Figure 5. Inhibition of mTOR promotes persistent Eomes expression and phenotypic markers of memory in CD8⁺ T cells

(A–B) OT-I cells stimulated with Ag/B7.1 (+/−) IL-12 and rapamycin were evaluated for (A); mRNA for Eomes at the indicated time points by RT-PCR (B); Eomes protein expression at 72h by ICS; *p<0.03. (C) OT-I cells stimulated with Ag/B7.1 (+/−) IL-12 and rapamycin were transduced with T-bet-ER retroviral vector (+/−) 4-HT (10nM) and evaluated for Eomes protein expression at 96h. (D); OT-I cells stimulated with Ag/B7.1 (+/−) IL-12 and rapamycin were evaluated for CD62L, CD69, KLRG1, CD127 and CD122 expression at 72h (E); Bcl-2 and Bcl-3 mRNA expression at the indicated time points (F–G); OT-I cells stimulated with Ag/B7.1 (+/−) IL-12 and rapamycin for 72h were washed twice and rested for an additional 72h in the presence of (F); IL-7 (10ng/ml); *p<0.02 (G); IL-15 (10ng/ml); *p<0.02 and % cell recovery was calculated at 144h;. Experiments shown are representative of three independent experiments with similar outcomes. (Data are presented as mean +/− SEM).

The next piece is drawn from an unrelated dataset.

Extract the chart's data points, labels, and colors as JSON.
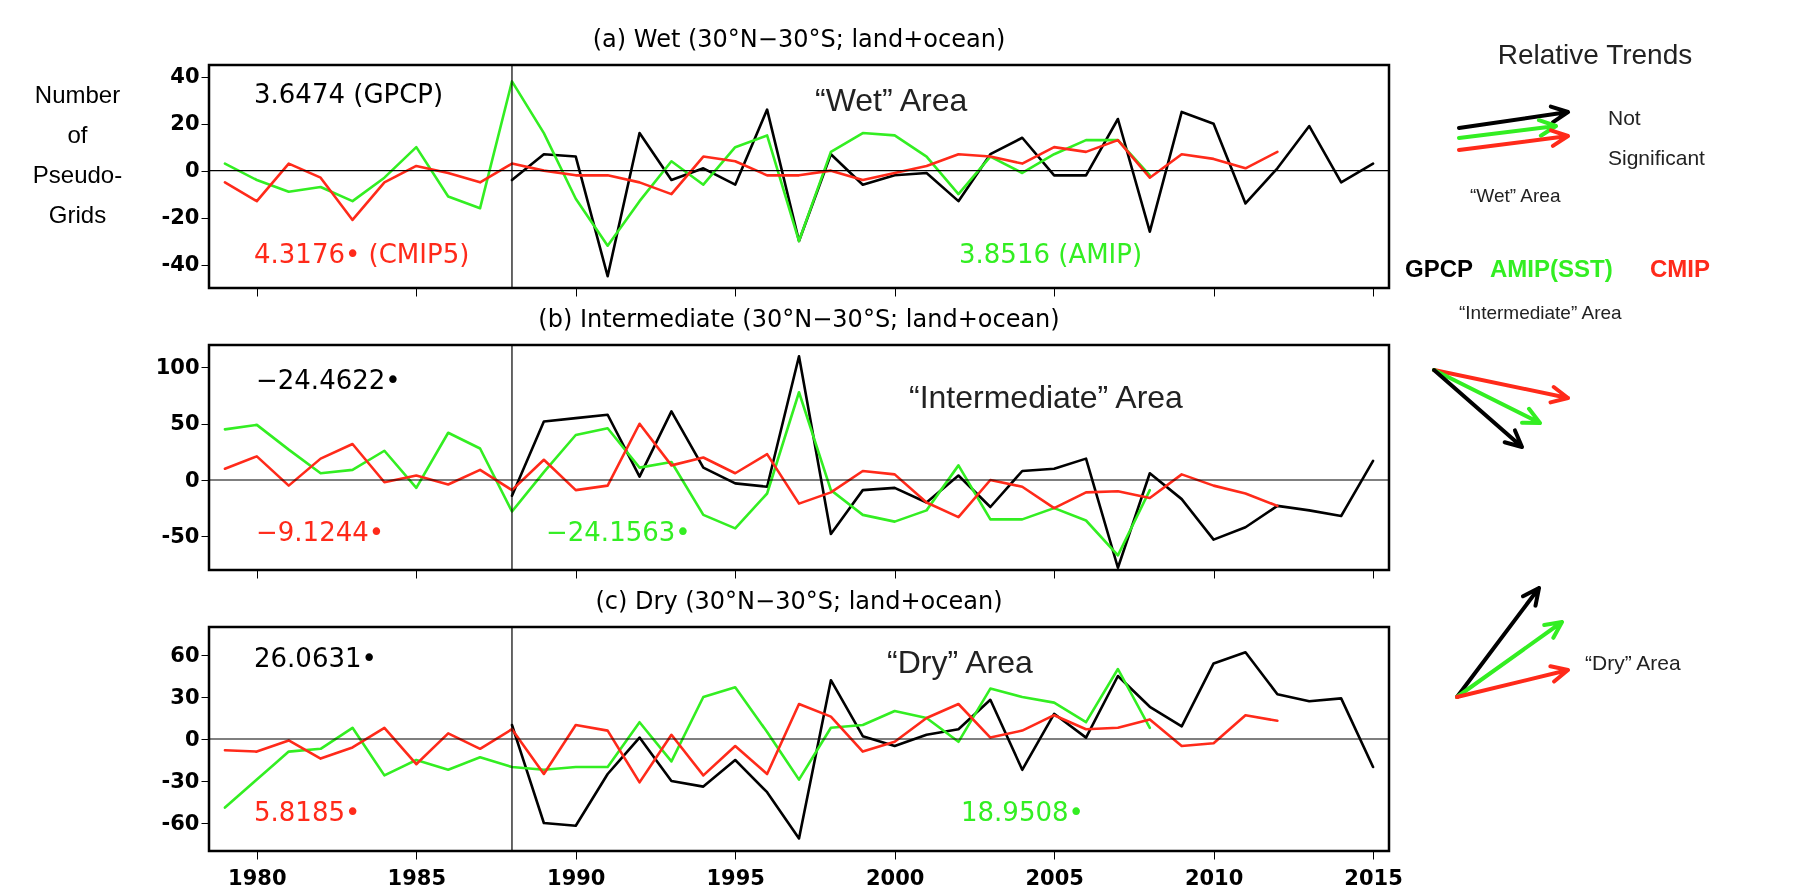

Figure 6. Inhibition of mTOR enhances memory CD8⁺ T cell generation

OT-I cells (Thy1.1⁺) stimulated with Ag/B7.1 (+/−) IL-12 and rapamycin were harvested at 72h and adoptively transferred (2 × 10⁶ cells) into BL/6 recipients. (A) The absolute number of adoptively transferred OT-I cells in the lymph node; **p<0.0052, spleen; **p<0.0037 and liver; **p<0.0012, **p<0.0011, at 24h post transfer. (B–E) The recipient mice were immunized with IFA-OVA on day 40 post transfer and secondary CD8⁺ T cell responses were measured 3 days later (B); The absolute numbers of adoptively transferred cells before (day 40) and after (day 43) immunization in the spleen. The numbers in parenthesis indicate fold expansion of CD8α⁺/Thy1.1⁺ from day 40 to day 43 (C); absolute numbers of IFN-γ secreting CD8α⁺/Thy1.1⁺ cells in the spleen on day 43; *p<0.01, **p<0.008. The numbers in parenthesis indicate the MFI of IFN-γ expression (D); Granzyme B expression on CD8α⁺/Thy1.1⁺ cells in the spleen on day 43 (E); the in vivo antigen specific cytolysis on day 43. A representative of two independent experiments is shown. (Data are presented as mean +/− SEM).

Figure 7. mTOR inhibition promotes CD8⁺ T cell mediated anti-tumor immunity

(A–B) Naive or 72 h conditioned OT-I cells were adoptively transferred into BL/6 recipients. Mice were inoculated with 2 × 10⁶ E.G7 tumor cells, 24h post adoptive transfer of OT-I cells (A); tumor size (mm³) over time from tumor inoculation (B); Percent of tumor free survival over time from tumor inoculation. A representative of two independent experiments is shown.